Tomorrow, I'm driving to Nashville to collect a C-Realm listener turned ETC permaculture apprentice from the airport. I don't have to be there until 4 pm, but I'm leaving before lunch so that I can record an interview segment with [subject to remain un-named until the interview is in the can] in air-conditioned comfort at the home of the person who has foolishly offered her place as big city crash pad. I intend to arrive early and soak up as much AC and wireless high speed internet (with no bandwidth cap) as I can before forcing myself back out into the sticky heat and discomfort of this so-called Real World that I've taken to comparing so favorably to the disembodied comfort of cyberspace.

G'ah. Ideologies.

*Or words to that effect.


  1. Poor KMO! I totally feel for you. I've been there with the mosquitos and the chiggers and the heat and the humidity. Lived without air conditioning, in fact lived without electricity for eight years. Imagine not even a fan in the middle of the woods in central Mississippi. Real life can be really uncomfortable.

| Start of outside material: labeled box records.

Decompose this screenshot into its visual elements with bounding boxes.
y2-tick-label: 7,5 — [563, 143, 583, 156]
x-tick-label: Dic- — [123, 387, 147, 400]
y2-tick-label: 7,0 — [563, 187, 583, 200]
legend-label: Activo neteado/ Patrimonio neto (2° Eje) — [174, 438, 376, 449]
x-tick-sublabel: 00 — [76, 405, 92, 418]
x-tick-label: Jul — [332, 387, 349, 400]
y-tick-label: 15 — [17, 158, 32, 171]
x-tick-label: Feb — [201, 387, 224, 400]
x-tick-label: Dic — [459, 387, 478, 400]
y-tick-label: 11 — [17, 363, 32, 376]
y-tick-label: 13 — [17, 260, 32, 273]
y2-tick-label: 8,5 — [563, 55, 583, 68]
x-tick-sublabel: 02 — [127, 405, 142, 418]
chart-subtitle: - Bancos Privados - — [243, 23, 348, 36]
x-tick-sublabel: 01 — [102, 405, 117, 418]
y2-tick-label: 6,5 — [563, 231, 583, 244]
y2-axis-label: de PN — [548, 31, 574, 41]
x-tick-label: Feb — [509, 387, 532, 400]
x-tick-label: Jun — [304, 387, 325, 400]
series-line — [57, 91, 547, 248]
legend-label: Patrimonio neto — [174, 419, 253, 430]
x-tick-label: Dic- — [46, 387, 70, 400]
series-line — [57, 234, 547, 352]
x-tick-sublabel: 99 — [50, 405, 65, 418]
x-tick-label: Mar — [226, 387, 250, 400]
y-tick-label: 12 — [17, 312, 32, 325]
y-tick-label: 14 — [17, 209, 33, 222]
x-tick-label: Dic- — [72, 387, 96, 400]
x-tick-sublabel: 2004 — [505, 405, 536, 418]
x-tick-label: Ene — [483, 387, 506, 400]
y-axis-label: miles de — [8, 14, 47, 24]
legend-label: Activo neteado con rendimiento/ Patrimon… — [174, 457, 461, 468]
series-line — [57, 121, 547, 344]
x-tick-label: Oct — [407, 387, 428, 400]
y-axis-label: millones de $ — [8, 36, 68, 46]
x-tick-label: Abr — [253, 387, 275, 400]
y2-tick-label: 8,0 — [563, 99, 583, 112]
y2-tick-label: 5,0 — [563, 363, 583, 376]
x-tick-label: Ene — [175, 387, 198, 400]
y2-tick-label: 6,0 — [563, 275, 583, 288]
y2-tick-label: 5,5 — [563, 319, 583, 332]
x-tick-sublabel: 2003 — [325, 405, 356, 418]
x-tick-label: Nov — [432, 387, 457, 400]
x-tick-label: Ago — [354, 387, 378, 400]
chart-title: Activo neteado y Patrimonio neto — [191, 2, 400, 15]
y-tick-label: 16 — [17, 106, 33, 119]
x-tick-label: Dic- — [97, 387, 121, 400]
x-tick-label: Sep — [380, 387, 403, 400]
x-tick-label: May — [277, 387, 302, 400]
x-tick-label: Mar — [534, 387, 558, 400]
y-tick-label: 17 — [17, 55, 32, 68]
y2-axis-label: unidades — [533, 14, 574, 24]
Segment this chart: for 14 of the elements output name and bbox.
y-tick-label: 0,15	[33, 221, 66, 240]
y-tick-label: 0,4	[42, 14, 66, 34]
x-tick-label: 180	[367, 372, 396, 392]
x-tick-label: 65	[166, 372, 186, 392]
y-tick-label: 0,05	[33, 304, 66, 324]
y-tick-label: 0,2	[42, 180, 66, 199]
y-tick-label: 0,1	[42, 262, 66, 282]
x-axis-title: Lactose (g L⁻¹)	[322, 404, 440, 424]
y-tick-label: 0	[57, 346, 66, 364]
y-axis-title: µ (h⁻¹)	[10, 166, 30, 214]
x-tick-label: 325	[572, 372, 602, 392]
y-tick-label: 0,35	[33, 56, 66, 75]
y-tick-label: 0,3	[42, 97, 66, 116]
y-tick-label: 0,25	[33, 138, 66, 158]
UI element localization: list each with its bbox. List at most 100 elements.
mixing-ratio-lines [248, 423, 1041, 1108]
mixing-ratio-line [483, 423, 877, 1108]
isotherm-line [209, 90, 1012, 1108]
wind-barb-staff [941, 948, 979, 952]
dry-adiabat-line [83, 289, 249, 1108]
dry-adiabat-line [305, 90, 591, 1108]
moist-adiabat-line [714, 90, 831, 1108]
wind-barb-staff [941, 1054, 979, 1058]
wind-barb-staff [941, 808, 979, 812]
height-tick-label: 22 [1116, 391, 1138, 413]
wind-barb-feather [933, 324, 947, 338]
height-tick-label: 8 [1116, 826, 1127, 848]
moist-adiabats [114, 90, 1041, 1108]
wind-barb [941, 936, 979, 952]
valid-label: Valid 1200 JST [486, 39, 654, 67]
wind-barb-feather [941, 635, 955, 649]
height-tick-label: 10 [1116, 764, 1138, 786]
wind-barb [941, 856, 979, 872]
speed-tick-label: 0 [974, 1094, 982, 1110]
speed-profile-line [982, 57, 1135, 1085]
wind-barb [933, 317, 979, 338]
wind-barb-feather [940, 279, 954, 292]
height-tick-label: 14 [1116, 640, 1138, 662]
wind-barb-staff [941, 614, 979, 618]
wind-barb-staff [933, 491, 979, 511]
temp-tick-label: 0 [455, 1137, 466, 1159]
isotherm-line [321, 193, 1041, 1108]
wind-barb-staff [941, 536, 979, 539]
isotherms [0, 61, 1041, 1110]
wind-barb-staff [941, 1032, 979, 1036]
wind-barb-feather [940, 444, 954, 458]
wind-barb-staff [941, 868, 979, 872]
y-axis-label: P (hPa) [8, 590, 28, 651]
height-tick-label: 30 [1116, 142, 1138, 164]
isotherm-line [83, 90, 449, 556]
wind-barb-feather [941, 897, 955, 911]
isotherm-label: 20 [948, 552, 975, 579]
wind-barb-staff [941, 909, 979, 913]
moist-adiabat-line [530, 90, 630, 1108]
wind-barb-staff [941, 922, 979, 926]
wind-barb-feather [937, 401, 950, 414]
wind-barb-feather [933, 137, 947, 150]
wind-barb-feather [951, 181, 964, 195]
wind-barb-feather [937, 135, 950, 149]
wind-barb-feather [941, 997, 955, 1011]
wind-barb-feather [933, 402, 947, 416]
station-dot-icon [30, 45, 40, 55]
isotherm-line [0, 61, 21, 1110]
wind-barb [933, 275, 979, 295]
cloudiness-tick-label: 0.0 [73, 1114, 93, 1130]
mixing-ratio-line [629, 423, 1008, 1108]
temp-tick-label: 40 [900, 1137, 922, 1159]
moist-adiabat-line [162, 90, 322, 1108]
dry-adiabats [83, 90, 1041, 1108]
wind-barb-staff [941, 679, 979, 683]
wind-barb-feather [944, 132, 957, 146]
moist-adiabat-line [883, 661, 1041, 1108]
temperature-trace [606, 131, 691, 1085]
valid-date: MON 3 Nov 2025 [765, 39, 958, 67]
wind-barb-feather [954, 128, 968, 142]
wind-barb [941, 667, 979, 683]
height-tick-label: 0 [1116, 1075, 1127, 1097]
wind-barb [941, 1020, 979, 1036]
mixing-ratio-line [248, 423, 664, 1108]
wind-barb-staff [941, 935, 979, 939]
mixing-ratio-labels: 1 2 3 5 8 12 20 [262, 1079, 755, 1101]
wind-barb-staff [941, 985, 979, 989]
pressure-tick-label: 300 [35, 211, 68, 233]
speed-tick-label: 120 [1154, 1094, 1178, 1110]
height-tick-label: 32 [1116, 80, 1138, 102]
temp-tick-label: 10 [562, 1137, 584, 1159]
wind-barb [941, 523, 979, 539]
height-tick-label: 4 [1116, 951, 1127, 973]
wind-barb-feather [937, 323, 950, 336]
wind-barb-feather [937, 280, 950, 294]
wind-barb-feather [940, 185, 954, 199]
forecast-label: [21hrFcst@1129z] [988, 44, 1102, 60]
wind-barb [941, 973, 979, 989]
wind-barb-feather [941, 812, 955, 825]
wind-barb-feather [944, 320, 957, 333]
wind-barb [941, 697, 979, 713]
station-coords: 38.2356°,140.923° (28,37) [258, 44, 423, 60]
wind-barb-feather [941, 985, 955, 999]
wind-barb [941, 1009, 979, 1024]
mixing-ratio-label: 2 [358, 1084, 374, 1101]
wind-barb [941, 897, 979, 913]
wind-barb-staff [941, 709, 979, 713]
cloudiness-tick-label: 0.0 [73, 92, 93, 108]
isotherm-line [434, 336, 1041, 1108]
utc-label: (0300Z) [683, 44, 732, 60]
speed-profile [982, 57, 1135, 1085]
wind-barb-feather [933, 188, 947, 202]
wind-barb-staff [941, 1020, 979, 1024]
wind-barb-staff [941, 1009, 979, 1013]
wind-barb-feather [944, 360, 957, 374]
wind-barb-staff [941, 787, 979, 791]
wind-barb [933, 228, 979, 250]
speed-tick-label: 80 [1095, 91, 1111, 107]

    Are the advantages of living at the ETC sufficient to keep you there, do you think, in spite of the many disadvantages?


  2. It was 128 degrees in Bombay last week....and I doubt there's much AC to be had over there.

    Could always be worse KMO...

  3. You forgot about my smoke alarm going off in the middle of the conversation as well. But that sounds like about what I said.

    I wear the no air conditioning thing like a badge of honor! When people complain about the heat I say, no, I didn't have air conditioning in GEORGIA. MD ain't nothing.

  4. Janet, yes indeed. I'm staying here for the time being. The ETC keeps me in daily face to face contact with really excellent people.

    Jacques, I know that's right. I saw the DVD of The Road a couple of nights ago. Things could indeed be MUCH worse.